Synthetic Data + Consent = Responsible AI
By 2026, it’s expected that 75% of businesses will use generative AI to create synthetic customer data. But synthetic data, while anonymized, doesn’t exist in a vacuum. Regulators are increasingly scrutinizing not just the data itself, but the intent and process behind its creation. Without forceful consent frameworks, organizations risk falling short of privacy standards like GDPR, CCPA, and others.
The most forward-thinking businesses are ensuring that synthetic data generation is not only technically sound – but ethically and legally defensible.

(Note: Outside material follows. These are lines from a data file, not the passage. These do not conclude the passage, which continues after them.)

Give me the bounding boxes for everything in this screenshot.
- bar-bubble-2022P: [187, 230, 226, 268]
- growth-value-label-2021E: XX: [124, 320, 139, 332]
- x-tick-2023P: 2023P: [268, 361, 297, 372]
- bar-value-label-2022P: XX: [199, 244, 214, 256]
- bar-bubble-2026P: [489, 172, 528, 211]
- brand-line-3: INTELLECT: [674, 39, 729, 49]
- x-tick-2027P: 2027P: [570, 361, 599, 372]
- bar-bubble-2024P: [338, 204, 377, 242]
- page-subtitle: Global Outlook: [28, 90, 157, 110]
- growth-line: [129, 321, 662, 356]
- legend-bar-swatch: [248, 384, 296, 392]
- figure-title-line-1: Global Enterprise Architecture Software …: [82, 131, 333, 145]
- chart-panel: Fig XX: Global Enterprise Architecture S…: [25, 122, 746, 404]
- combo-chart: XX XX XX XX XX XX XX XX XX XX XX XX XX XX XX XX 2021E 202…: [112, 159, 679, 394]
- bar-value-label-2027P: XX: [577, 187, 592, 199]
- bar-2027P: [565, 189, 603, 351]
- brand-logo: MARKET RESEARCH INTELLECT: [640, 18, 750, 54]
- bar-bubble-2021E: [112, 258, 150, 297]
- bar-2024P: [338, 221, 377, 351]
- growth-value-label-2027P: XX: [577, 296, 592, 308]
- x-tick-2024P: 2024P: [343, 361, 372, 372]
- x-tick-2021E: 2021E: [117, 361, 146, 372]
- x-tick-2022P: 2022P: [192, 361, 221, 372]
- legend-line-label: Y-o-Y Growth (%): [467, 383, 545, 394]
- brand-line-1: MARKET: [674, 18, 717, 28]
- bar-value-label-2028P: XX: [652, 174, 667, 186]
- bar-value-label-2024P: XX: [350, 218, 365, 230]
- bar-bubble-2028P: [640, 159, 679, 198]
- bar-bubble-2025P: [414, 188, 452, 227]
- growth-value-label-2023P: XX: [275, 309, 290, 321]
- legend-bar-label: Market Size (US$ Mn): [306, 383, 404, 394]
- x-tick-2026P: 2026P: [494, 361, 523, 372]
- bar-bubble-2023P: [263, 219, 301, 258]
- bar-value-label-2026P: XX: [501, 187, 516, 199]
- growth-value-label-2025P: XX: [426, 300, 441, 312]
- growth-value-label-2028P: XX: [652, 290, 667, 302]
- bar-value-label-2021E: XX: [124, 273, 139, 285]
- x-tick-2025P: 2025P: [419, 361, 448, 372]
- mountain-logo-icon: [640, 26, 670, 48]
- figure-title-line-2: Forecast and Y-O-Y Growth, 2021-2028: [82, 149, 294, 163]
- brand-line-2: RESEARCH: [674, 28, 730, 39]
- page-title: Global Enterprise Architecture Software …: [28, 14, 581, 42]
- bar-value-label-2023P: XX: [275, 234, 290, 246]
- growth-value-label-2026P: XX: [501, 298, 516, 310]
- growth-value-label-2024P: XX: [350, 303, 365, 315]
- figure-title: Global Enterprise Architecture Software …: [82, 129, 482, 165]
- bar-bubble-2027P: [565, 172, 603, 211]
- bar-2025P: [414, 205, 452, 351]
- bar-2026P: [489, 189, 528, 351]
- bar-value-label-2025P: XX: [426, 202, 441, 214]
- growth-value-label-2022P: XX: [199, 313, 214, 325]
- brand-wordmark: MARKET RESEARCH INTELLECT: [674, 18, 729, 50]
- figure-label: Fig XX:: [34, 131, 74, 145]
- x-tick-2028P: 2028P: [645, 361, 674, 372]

From privacy obligation to strategic asset
With increasing regulatory scrutiny and consumer awareness, privacy is no longer a checkbox – it’s a brand promise. Organizations that can demonstrate how data was ethically sourced and aligned with user expectations gain more than compliance , they gain credibility.

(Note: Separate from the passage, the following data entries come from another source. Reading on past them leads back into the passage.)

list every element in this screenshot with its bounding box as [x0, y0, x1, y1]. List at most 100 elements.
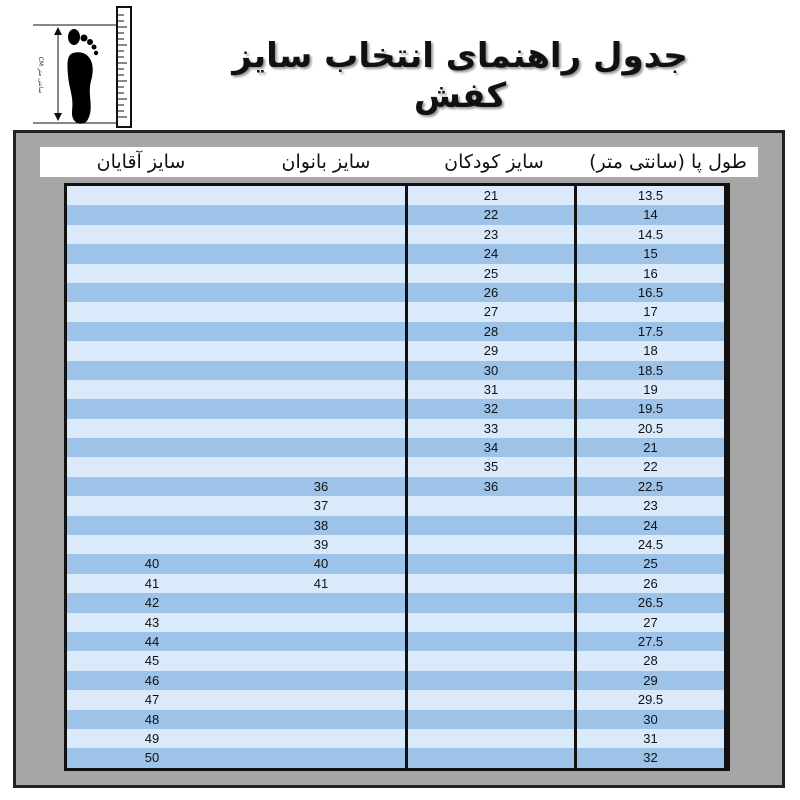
foot-length-cell: 14 [577, 205, 727, 225]
foot-length-cell: 24.5 [577, 535, 727, 555]
men-size-cell: 50 [144, 750, 160, 766]
kids-size-cell [408, 709, 577, 729]
women-size-cell: 41 [237, 573, 408, 594]
foot-length-cell: 27 [577, 612, 727, 632]
table-row: 29 46 [67, 670, 727, 691]
table-row: 32 50 [67, 748, 727, 768]
men-size-cell: 43 [144, 614, 160, 630]
foot-length-cell: 27.5 [577, 631, 727, 652]
foot-length-cell: 23 [577, 496, 727, 516]
foot-length-cell: 18.5 [577, 360, 727, 380]
table-row: 26 41 41 [67, 573, 727, 594]
foot-length-cell: 28 [577, 651, 727, 671]
men-size-cell: 48 [144, 711, 160, 727]
women-size-cell [237, 457, 408, 477]
kids-size-cell: 32 [408, 399, 577, 419]
foot-length-cell: 16 [577, 263, 727, 283]
kids-size-cell: 28 [408, 321, 577, 342]
women-size-cell [237, 321, 408, 342]
women-size-cell [237, 282, 408, 303]
foot-length-cell: 32 [577, 748, 727, 768]
table-row: 28 45 [67, 651, 727, 671]
women-size-cell: 39 [237, 535, 408, 555]
foot-length-cell: 29.5 [577, 690, 727, 710]
women-size-cell [237, 593, 408, 613]
table-row: 24.5 39 [67, 535, 727, 555]
kids-size-cell: 29 [408, 341, 577, 361]
men-size-cell [67, 380, 237, 399]
table-row: 19.5 32 [67, 399, 727, 419]
women-size-cell: 40 [237, 554, 408, 574]
table-row: 29.5 47 [67, 690, 727, 710]
women-size-cell: 38 [237, 515, 408, 536]
table-row: 16.5 26 [67, 282, 727, 303]
kids-size-cell [408, 593, 577, 613]
kids-size-cell: 24 [408, 244, 577, 264]
table-row: 14 22 [67, 205, 727, 225]
table-row: 22 35 [67, 457, 727, 477]
foot-length-cell: 19 [577, 379, 727, 400]
men-size-cell [67, 457, 237, 476]
column-header-women: سایز بانوان [281, 151, 371, 173]
table-row: 14.5 23 [67, 224, 727, 245]
foot-length-cell: 24 [577, 515, 727, 536]
table-row: 18.5 30 [67, 360, 727, 380]
page-title: جدول راهنمای انتخاب سایز کفش [232, 36, 688, 116]
foot-length-cell: 20.5 [577, 418, 727, 439]
foot-ruler-icon: CM سانتی متر [33, 6, 132, 128]
table-row: 27 43 [67, 612, 727, 632]
kids-size-cell: 33 [408, 418, 577, 439]
kids-size-cell [408, 612, 577, 632]
women-size-cell [237, 263, 408, 283]
foot-length-cell: 15 [577, 244, 727, 264]
kids-size-cell: 21 [408, 186, 577, 206]
kids-size-cell [408, 728, 577, 749]
table-row: 31 49 [67, 728, 727, 749]
men-size-cell [67, 361, 237, 380]
kids-size-cell [408, 651, 577, 671]
women-size-cell [237, 728, 408, 749]
men-size-cell [67, 283, 237, 302]
men-size-cell [67, 244, 237, 263]
kids-size-cell [408, 515, 577, 536]
kids-size-cell [408, 554, 577, 574]
kids-size-cell: 22 [408, 205, 577, 225]
table-row: 27.5 44 [67, 631, 727, 652]
women-size-cell [237, 244, 408, 264]
foot-length-cell: 21 [577, 438, 727, 458]
women-size-cell [237, 438, 408, 458]
kids-size-cell [408, 670, 577, 691]
men-size-cell [67, 186, 237, 205]
table-row: 18 29 [67, 341, 727, 361]
table-row: 13.5 21 [67, 186, 727, 206]
men-size-cell [67, 438, 237, 457]
kids-size-cell: 31 [408, 379, 577, 400]
table-row: 22.5 36 36 [67, 476, 727, 497]
men-size-cell [67, 496, 237, 515]
foot-length-cell: 22.5 [577, 476, 727, 497]
men-size-cell: 46 [144, 672, 160, 688]
men-size-cell [67, 264, 237, 283]
foot-length-cell: 17.5 [577, 321, 727, 342]
men-size-cell [67, 477, 237, 496]
column-header-kids: سایز کودکان [444, 151, 544, 173]
kids-size-cell [408, 748, 577, 768]
foot-length-cell: 13.5 [577, 186, 727, 206]
women-size-cell [237, 379, 408, 400]
table-header: طول پا (سانتی متر) سایز کودکان سایز بانو… [40, 147, 758, 177]
kids-size-cell [408, 631, 577, 652]
women-size-cell: 36 [237, 476, 408, 497]
column-header-men: سایز آقایان [96, 151, 186, 173]
foot-length-cell: 19.5 [577, 399, 727, 419]
women-size-cell [237, 690, 408, 710]
foot-length-cell: 30 [577, 709, 727, 729]
women-size-cell [237, 709, 408, 729]
women-size-cell: 37 [237, 496, 408, 516]
foot-length-cell: 26.5 [577, 593, 727, 613]
table-row: 16 25 [67, 263, 727, 283]
women-size-cell [237, 186, 408, 206]
foot-length-cell: 17 [577, 302, 727, 322]
men-size-cell: 41 [144, 575, 160, 591]
table-row: 24 38 [67, 515, 727, 536]
men-size-cell [67, 205, 237, 224]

For sectors like finance, healthcare, and retail – where customer data is both sensitive and strategic – the ability to simulate behavior without compromising trust will define competitive advantage. But synthetic data alone won’t get us there. It must be paired with systems that respect the origin and intent of the data it mimics.
The rise of Preference-aware AI
AI systems trained on synthetic data still reflect the values of the organizations that build them. When those systems are grounded in transparent, preference-aware data practices, they’re more likely to deliver outcomes that are not only accurate, but aligned with user expectations and societal norms.
This is the next frontier: AI that doesn’t just perform well, but behaves responsibly.
The future belongs to the trust-centric
As synthetic data becomes a staple of AI development, the organizations that lead will be those that treat trust as a design principle, not an afterthought. Consent orchestration, preference management, and data transparency may not be visible in the final product – but they are the platform that makes innovation sustainable.